Everyone is talking about the Delta variant of Covid. It’s all over the news, social media and likely what you’re talking to your neighbors and other community members about. We’ve gotten so used to new scientific jargon that it can feel a little like we’ve all gotten a crash course in virology over the past 18 months. But let’s break it down and go a little more in depth on what, exactly, variants are, why we should care about them and how they are changing the course of the pandemic.
Let’s start at the beginning. What is a variant? A virus has one goal: existence. A virus continues to exist by transmitting itself from vector to vector. In the case of Covid, that’s us. The virus continually adapts to find the easiest and most effective way to continue to exist. Differences noted from the initial virus, called a “wild type” virus, are called variants.

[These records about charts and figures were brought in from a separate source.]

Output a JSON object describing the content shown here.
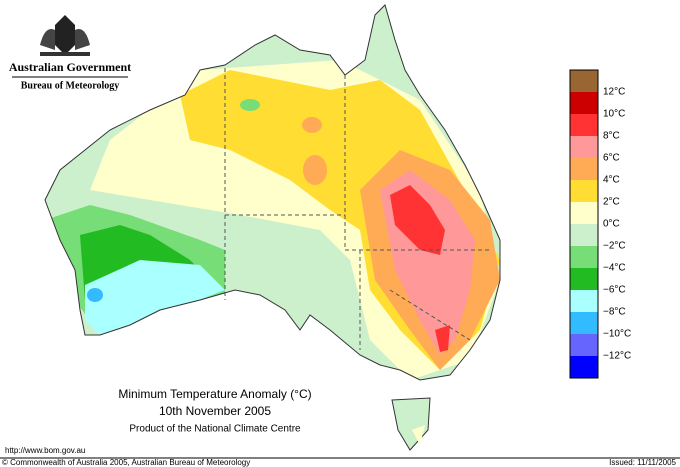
{
  "header": {
    "government": "Australian Government",
    "agency": "Bureau of Meteorology"
  },
  "legend": {
    "labels": [
      "12°C",
      "10°C",
      "8°C",
      "6°C",
      "4°C",
      "2°C",
      "0°C",
      "−2°C",
      "−4°C",
      "−6°C",
      "−8°C",
      "−10°C",
      "−12°C"
    ],
    "colors": [
      "#996633",
      "#cc0000",
      "#ff3333",
      "#ff9999",
      "#ffaa55",
      "#ffdd33",
      "#ffffcc",
      "#ccf0cc",
      "#77dd77",
      "#22bb22",
      "#aaffff",
      "#33bbff",
      "#6666ff",
      "#0000ff"
    ]
  },
  "title": {
    "line1": "Minimum Temperature Anomaly (°C)",
    "line2": "10th November 2005",
    "line3": "Product of the National Climate Centre"
  },
  "footer": {
    "url": "http://www.bom.gov.au",
    "copyright": "© Commonwealth of Australia 2005, Australian Bureau of Meteorology",
    "issued": "Issued: 11/11/2005"
  }
}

Variants continue to develop when the virus is allowed a suitable environment to continue existing.
Do we need to care about all variants? Sort of. Scientists are able to track the evolution of viruses by noting small changes to the virus itself. These can be anything from changes to the proteins on the surface of the virus, which bear no clinical significance, to real-world changes that affect transmission and infectivity, as we are noting with Delta.
The Mu variant is currently classified as a “variant of interest” by the World Health Organization (WHO) and is being watched closely. Currently, this variant makes up an extremely small percentage of cases in the United States, but Delta became the dominant strain in the U.S. over only a few months, so this doesn’t necessarily mean we are out of the woods. All variants, Mu included, are being watched for “vaccine evasion” — the ability to work around our current vaccines.
In short, stay tuned.
Scientists call variants with an impact on transmission, evasion of vaccine or treatment and evolution of disease and symptoms “variants of concern.” That brings us to Delta.

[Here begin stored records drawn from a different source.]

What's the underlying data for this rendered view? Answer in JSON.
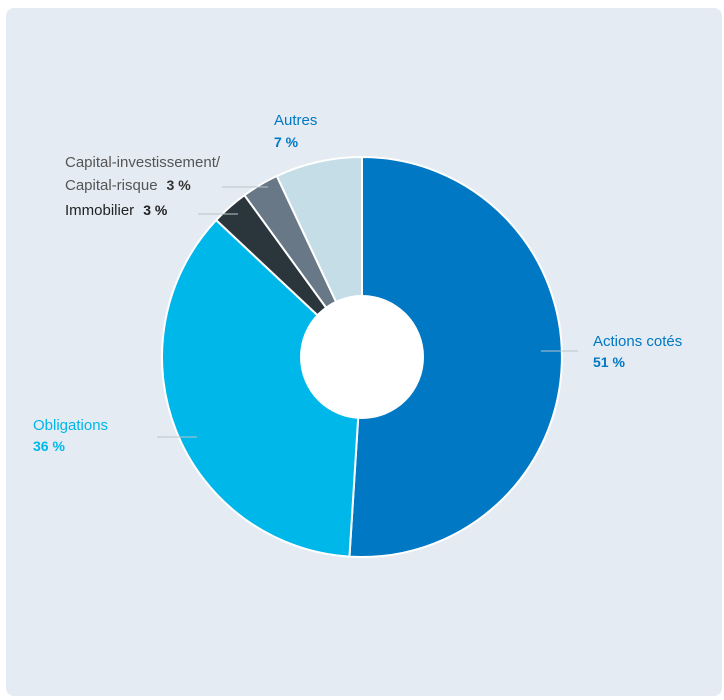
{
  "chart_data": {
    "type": "pie",
    "donut": true,
    "slices": [
      {
        "label": "Actions cotés",
        "value": 51,
        "value_label": "51 %",
        "color": "#0078c4"
      },
      {
        "label": "Obligations",
        "value": 36,
        "value_label": "36 %",
        "color": "#00b7ea"
      },
      {
        "label": "Immobilier",
        "value": 3,
        "value_label": "3 %",
        "color": "#2a363c"
      },
      {
        "label_lines": [
          "Capital-investissement/",
          "Capital-risque"
        ],
        "value": 3,
        "value_label": "3 %",
        "color": "#687887"
      },
      {
        "label": "Autres",
        "value": 7,
        "value_label": "7 %",
        "color": "#c5dde7"
      }
    ],
    "label_colors": {
      "actions": "#0078c4",
      "obligations": "#00b7ea",
      "immobilier": "#222222",
      "capital": "#555555",
      "autres": "#0078c4"
    }
  }
}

Delta is a variant that can be considered a variant of concern because it has increased transmission rates and has managed to cause breakthrough infections in vaccinated individuals. From a viral perspective, Delta has adapted to a more efficient version than the wild type virus as it can infect about double the number of individuals versus the original virus, because it produces a much higher viral load, or copies of the virus, lending to its easy transmission.
Delta will not be our last variant. In fact, we will continue to see new variants develop until we make ourselves inefficient hosts. How do we do that? By getting enough people with antibodies against Covid so that transmission of the virus is much harder. This will occur one of two ways: We have enough vaccinated people or enough people have developed antibodies through “natural immunity” from having had Covid.
While Covid will always exist, we will get to a point where it will have a much less significant impact on society and our healthcare systems, and this will happen when one or both of the above scenarios have occurred. In short, there needs to be very few remaining hosts.
In Massachusetts we have done very well with our vaccination rate, so we have a lot to be proud of. However, with areas of the country and world with very low vaccination rates, variants will continue developing and will continue to find their way to any available host.
Don’t let it be you! If you haven’t already done so, get your vaccine!